The BBC reports that Ecuador is turning over “manuscripts, legal papers, medical records and electronic equipment,” and will reportedly allow American investigators to comb through Assange’s former home — a series of rooms inside the country’s London embassy — for pieces of evidence.

Ecuador’s government has not confirmed or denied the report.

Wikileaks and Assange’s defense team say they are trying to block the effort, telling The Guardian and other media outlets that neither Assange’s lawyers nor independent United Nations watchdogs have been asked to be present at the turnover of Assange’s belongings, and that the effort by Ecuadorian officials to supply the U.S. with Assange’s personal effects amounts to an illegal search and seizure.

“Ecuador is committing a flagrant violation of the most basic norms of the institution of asylum by handing over all the asylee’s personal belongings indiscriminately to the country that he was being protected from,” one attorney for Assange said publicly Sunday.

Wikileaks said something similar in a statement through its acting editor-in-chief: “On Monday, Ecuador will perform a puppet show at the embassy of Ecuador in London for their masters in Washington, just in time to expand their extradition case before the UK deadline on 14 June. The Trump administration is inducing its allies to behave like it’s the wild west.”

Assange was evicted from the Ecuadorian embassy in London back in April, after Ecuadorian officials said the Wikileaks founder had finally tested their patience to the limit. Assange was reportedly living in filth and failing to obey basic rules about cleanliness and organization put in place by the Ecuadorian government.

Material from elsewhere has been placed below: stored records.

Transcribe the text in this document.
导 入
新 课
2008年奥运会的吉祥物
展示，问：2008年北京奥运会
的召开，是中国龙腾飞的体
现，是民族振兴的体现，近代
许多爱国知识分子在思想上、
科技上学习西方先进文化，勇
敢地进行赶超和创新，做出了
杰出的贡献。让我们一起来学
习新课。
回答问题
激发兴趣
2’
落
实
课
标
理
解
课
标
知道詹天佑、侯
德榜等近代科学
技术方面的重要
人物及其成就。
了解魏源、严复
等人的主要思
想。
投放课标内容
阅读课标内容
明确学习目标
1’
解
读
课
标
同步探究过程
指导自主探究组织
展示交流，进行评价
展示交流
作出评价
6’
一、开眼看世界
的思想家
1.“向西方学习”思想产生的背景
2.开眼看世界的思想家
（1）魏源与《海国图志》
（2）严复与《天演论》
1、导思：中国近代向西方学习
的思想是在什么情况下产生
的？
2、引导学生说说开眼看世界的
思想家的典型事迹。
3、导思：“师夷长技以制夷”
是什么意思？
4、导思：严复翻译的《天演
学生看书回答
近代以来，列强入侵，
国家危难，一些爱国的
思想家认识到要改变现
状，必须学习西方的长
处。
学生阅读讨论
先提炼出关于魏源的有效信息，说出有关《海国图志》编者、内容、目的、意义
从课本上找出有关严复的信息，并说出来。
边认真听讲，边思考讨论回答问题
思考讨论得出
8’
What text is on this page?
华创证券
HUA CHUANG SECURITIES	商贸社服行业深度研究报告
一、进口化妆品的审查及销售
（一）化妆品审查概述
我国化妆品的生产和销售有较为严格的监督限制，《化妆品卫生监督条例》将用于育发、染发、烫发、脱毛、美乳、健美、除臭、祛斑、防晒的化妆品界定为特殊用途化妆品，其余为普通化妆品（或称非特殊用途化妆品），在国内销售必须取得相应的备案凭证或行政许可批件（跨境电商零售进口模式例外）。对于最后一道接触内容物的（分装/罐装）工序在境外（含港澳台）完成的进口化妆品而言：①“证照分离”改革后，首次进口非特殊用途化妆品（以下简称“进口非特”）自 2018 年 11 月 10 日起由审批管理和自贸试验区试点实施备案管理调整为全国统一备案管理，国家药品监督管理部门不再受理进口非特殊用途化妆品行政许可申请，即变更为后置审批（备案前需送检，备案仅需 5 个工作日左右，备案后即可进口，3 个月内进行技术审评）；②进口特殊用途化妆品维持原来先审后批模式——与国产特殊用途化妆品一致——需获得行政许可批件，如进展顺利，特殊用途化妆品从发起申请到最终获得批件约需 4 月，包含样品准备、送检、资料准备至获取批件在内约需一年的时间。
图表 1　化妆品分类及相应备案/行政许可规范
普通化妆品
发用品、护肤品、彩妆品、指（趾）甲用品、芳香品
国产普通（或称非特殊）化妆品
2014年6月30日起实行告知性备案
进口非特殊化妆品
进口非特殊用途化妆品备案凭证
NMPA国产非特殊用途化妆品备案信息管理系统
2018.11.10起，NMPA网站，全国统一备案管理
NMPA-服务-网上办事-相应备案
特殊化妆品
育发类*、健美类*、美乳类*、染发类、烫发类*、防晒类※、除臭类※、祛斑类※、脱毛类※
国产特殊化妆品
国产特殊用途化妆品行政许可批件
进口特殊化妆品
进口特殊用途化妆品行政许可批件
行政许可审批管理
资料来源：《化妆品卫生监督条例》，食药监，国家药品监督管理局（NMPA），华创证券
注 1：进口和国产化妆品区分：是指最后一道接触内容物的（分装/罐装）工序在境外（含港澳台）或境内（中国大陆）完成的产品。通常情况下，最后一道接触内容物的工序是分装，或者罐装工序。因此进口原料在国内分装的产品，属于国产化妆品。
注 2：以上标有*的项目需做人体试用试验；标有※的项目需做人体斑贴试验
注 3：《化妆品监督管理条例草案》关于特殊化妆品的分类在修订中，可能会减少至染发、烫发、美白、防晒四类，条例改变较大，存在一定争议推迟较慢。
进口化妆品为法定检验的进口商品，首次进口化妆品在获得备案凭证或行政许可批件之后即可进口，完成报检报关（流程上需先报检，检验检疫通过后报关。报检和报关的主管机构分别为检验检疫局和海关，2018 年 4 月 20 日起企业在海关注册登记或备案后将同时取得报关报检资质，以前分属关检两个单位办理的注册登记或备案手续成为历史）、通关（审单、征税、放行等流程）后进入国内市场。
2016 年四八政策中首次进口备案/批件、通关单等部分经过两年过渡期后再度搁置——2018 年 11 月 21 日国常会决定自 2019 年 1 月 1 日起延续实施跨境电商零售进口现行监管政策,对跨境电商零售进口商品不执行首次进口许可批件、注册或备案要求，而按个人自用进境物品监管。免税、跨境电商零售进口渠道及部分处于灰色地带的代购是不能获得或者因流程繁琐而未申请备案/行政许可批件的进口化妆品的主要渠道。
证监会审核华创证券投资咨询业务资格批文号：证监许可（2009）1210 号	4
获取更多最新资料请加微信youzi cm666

Assange supposedly sealed his fate when he tweeted about South American politics, in defiance of a basic rule preventing him from meddling in foreign affairs while under self-imposed house arrest.

He has been in a London prison since then.

It’s not clear what motivated Ecuador to cooperate with American authorities, though it does seem like Ecuador has completely soured on the Wikileaks founder and is willing to cooperate in efforts to bring Assange to justice in the United States. Reports also indicate that Ecuador may be willing to back the United States in its battle to extradite Assange so that Assange can stand trial in the U.S., ostensibly for facilitating espionage and publishing state secrets.

Interested parties have until June 14 to file a request to extradite Assange. Last week, only the United States had so far filed a claim, but over the weekend Sweden also issued a demand for Assange, asking that the Wikileaks founder be held by British authorities until he could be returned to Stockholm to face sexual assault charges resulting from an encounter Assange had with a Swedish woman in 2010.

Sweden dropped the charges in 2017, after it became clear that Assange intended to stay as long as possible in the Ecuadorian embassy in London. Now that he’s been evicted, however, Sweden would like to try again.

If the British courts recognize Sweden’s petition to hold Assange, it may set up a tug of war between Sweden and the United States over which country gets to prosecute Assange first.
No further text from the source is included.